Cardio Health and Perio
Periodontal disease and heart disease
Some studies show that people with periodontal disease have a higher probability of being diagnosed with heart disease than those without periodontal disease.
Researchers suspect that is because inflammation is a characteristic of both periodontal and heart disease.
Bleeding gums, a sign of periodontal disease, are open wounds that allow the bacteria to enter your bloodstream.
Plaque restricts blood flow
One cause of heart disease is a build-up of plaque in the arteries that, over time, can restrict the flow of blood. Periodontal bacteria have been found in that plaque, which leads many researchers to believe there might be a relationship.

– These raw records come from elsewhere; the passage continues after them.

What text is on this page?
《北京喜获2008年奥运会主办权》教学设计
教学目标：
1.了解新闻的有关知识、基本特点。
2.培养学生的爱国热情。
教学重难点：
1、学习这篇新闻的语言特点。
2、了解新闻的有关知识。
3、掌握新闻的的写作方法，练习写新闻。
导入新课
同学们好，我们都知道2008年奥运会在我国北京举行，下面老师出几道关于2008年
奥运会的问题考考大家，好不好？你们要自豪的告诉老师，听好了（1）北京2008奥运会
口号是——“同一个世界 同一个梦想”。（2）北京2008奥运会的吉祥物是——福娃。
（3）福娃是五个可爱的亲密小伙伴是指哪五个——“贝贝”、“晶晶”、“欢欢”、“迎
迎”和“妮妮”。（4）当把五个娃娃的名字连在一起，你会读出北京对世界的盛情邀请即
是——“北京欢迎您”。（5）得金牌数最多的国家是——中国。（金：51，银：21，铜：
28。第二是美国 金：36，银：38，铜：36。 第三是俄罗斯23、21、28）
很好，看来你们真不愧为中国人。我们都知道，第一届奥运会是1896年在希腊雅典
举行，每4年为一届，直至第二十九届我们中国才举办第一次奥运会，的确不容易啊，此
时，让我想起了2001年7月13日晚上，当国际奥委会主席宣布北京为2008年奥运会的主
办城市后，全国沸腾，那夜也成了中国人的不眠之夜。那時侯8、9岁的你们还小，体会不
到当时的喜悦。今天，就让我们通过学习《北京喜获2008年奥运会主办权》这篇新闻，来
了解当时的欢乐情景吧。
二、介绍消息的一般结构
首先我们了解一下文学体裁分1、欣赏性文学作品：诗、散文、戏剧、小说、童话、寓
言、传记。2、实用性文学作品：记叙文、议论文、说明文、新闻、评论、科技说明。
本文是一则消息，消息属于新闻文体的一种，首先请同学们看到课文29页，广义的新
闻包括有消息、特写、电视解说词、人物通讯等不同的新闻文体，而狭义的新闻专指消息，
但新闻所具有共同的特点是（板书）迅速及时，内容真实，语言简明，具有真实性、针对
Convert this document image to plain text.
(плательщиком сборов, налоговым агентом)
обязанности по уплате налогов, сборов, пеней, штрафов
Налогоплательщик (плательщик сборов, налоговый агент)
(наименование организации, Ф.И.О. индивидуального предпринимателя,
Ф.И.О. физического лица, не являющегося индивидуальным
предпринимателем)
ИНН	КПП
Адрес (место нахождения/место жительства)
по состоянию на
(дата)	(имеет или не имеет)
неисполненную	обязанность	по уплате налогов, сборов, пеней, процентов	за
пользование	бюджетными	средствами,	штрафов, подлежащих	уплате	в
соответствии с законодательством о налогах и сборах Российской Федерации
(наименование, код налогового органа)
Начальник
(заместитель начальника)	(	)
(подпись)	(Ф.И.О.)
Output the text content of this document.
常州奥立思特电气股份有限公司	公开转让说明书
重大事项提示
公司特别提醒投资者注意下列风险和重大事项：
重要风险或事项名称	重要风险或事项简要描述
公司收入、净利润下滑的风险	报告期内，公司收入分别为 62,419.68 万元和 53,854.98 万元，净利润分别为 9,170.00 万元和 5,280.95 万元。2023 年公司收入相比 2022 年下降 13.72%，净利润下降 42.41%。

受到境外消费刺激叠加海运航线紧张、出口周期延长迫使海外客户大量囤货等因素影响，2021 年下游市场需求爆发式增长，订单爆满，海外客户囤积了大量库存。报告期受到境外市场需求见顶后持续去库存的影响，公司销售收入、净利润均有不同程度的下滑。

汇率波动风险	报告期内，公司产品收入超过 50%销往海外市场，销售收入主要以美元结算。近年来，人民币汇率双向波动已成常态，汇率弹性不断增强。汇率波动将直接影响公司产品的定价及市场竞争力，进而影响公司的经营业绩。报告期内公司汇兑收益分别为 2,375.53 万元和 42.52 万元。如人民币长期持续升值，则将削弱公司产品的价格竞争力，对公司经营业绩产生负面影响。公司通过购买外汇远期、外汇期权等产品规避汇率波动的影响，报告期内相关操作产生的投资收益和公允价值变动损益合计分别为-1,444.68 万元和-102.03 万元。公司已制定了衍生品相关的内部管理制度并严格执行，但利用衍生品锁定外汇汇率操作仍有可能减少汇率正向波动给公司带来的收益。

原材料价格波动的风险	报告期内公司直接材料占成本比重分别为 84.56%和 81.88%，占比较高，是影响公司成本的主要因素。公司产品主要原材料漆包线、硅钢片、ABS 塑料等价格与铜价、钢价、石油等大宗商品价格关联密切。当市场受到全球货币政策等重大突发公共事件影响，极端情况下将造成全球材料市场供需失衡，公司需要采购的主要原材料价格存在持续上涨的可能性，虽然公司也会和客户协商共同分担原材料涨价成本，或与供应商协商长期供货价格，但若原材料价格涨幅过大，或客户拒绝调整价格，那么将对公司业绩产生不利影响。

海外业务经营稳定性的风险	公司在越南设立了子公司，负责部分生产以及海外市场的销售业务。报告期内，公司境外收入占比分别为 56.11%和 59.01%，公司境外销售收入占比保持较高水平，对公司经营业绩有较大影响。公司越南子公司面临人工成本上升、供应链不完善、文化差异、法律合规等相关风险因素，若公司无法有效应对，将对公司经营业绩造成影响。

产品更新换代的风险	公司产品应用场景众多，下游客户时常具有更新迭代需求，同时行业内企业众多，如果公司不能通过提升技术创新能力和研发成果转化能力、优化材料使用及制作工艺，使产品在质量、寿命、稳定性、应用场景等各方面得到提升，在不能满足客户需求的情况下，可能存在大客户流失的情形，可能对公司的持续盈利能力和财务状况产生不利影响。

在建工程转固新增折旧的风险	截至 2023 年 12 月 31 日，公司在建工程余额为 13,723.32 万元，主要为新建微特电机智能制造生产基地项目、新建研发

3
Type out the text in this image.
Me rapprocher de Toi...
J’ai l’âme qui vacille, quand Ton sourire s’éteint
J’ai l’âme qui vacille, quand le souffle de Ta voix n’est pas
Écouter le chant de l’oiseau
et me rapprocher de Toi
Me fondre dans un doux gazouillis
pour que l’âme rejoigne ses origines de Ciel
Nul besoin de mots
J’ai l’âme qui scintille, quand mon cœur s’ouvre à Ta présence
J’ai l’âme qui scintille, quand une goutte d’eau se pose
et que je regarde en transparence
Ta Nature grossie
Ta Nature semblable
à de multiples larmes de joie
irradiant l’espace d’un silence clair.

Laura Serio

In addition to building up, the plaque in the arteries can rupture, forming a clot. The clot can block blood flow and trigger a heart attack.
The same thing can happen in your brain. If the bacteria settle in your carotid artery, the inflammation may lead to the build-up of fatty deposits. If these deposits break apart and are carried in your bloodstream, they can lodge in your brain, block a blood vessel, and cause a stroke.
You may also be at risk if you have damage to your heart or heart valve, certain congenital defects, a history of endocarditis, an artificial heart or heart valve, or you have had a heart transplant.
We want to work with you and your physician to keep you in optimal health. And a healthy mouth is key to a healthy life.